Cities allowed us to coexist in larger groups. Culture, art, technology, finance all flow from within it’s safe space. You were protected in the city, which is a living organism that evolved over time to protect us.
But our cities grew. Some of them exponentially. In a fraction of historical time, we have megalopolises full of high rise apartment buildings. Freeways that carry thousands of people at once from place to place, each in their own vehicle. We have the ability to communicate with almost anyone around the globe at any time. Airplanes, instagram, iphones, nuclear submarines, self driving cars, crispr, 3D printing, nano robots, soon maybe AI. The list of miraculous technological development goes on and on.
The thing is, all these technological changes have happened in an incredibly short period. Tens of thousands of years later, despite these unbelievable advances, we retain many of our habits that we learned when we roamed the earth in small groups. We see these tribal instincts manifest today in the forms of gangs, political parties, nationalities, fraternities, your field hockey team, even our jobs.
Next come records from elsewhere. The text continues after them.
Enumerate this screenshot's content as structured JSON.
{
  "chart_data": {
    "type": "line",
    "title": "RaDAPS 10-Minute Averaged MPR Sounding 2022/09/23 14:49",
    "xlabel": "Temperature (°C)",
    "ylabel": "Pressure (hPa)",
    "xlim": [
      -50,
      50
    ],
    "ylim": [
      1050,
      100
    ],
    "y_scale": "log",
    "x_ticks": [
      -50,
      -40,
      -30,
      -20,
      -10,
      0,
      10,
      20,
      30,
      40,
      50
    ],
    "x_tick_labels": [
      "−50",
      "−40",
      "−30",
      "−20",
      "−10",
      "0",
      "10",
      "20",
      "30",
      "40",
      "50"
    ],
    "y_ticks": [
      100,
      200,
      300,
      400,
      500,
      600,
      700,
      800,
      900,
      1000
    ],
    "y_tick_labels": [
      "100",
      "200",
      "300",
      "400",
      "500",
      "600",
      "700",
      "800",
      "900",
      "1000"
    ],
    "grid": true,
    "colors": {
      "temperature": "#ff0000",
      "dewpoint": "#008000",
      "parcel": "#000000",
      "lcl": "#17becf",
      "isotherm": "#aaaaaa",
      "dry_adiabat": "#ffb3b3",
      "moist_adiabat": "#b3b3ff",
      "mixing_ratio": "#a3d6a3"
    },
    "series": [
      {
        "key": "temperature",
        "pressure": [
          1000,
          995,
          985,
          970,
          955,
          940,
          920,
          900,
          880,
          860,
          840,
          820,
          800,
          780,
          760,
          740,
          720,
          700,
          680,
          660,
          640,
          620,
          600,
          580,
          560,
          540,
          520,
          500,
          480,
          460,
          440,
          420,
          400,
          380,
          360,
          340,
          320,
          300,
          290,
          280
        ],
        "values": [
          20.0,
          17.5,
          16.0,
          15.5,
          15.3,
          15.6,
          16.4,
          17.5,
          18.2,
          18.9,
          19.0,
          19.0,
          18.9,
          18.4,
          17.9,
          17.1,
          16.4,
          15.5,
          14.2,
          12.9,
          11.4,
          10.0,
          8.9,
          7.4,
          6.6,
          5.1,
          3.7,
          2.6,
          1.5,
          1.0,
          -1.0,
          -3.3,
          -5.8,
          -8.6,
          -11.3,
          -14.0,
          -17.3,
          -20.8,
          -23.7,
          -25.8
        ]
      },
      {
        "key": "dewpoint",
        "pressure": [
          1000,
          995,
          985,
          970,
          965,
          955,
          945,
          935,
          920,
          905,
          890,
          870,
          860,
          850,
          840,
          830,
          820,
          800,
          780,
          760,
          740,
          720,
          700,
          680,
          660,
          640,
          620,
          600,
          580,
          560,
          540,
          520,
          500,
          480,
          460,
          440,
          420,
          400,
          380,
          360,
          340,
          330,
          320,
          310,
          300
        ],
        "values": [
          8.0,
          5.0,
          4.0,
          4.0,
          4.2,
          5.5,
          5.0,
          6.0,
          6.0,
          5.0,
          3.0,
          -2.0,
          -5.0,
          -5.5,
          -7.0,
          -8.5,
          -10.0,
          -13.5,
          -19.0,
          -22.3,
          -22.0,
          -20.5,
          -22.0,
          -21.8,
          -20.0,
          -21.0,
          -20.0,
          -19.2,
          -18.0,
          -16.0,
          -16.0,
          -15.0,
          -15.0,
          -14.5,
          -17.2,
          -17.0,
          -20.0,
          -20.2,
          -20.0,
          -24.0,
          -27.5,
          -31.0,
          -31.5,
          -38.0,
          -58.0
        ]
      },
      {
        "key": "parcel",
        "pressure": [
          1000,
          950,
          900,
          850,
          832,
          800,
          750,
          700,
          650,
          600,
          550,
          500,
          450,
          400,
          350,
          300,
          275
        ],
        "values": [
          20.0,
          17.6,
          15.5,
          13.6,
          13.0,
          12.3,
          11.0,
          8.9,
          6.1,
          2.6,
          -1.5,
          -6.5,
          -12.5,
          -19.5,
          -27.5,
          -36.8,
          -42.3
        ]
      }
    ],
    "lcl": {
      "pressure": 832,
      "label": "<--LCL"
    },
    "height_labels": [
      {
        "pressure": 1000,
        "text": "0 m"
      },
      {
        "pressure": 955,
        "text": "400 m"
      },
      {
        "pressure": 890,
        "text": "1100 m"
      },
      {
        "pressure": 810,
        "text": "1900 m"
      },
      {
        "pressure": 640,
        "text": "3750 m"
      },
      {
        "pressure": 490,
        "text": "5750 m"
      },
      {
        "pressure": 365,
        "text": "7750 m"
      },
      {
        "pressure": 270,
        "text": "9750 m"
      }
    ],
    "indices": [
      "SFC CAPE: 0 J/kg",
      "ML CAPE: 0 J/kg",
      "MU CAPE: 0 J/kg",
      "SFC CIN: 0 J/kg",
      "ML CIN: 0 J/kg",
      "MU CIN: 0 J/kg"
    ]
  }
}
This tendency too cling together too tightly is a problem. Its the reason that your street, or your city, or your job is all that you know. The prospect of knowing more presents a problem in itself. How to deal with this infinite realm of possibility and danger? Should you stay put? While you might feel secure staying in the city walls, the truth is that you are paying an incredible opportunity cost by not leaving and going out into the world.
But why take the risk? What do the people out there know that you don’t? They carry many secrets and rituals, often without being aware of their inherent burden and blessing. This knowledge is much older than you, and has existed since long before we knew how to write, long before we could all read. The people are the caretakers and stewards of ancient knowledge. Their traditions, for better and for worse, exist for a reason.
The people will make you see that some of the ideas you had, ones you believed to be absolutely correct, no longer seem valid when confronted with their knowledge. They will pitifully stare at you. The aggressive ones, staunch in their belief, will attack you, hoping to put you back in your place, to send you home.
Each new experience you encounter, every inviting glance from a stranger in a market or menacing scowl you receive from a gangster standing outside of a gambling hall will pierce a small hole in the armor that you spent years fashioning back in your city. The holes will accumulate. Eventually entire pieces of the armor will fall off.
This frightens you. You will push back against this inevitability, trying in vain to piece the defenses back together. It will not work (if you return home, it will become even worse).
The answer is counterintuitive. Remove the armor willingly. If you keep yourself open, before too long you will become completely free. If done with grace, you will not build a new suit of armor, instead you will face each new encounter with courageous trust.
Without the armor, you will be beat up a bit at first. Parts of your body that you didn’t know existed will hurt. It’s OK. Pain is a necessary condition for any learning or growth.
Before long you won’t become sore as easily. There are new things to learn, create and discover outside of the walls, and it is easier to active this potential while wearing no armor. People you don’t know, languages you have never heard and skills you have yet to realize. Had you stayed home, you would never even have the opportunity to encounter these things, and know that you too could interact with them. You become more nuanced, and learn there is a balance between the ideas you nurtured when you were safe within the city walls and the long standing chaos of the world.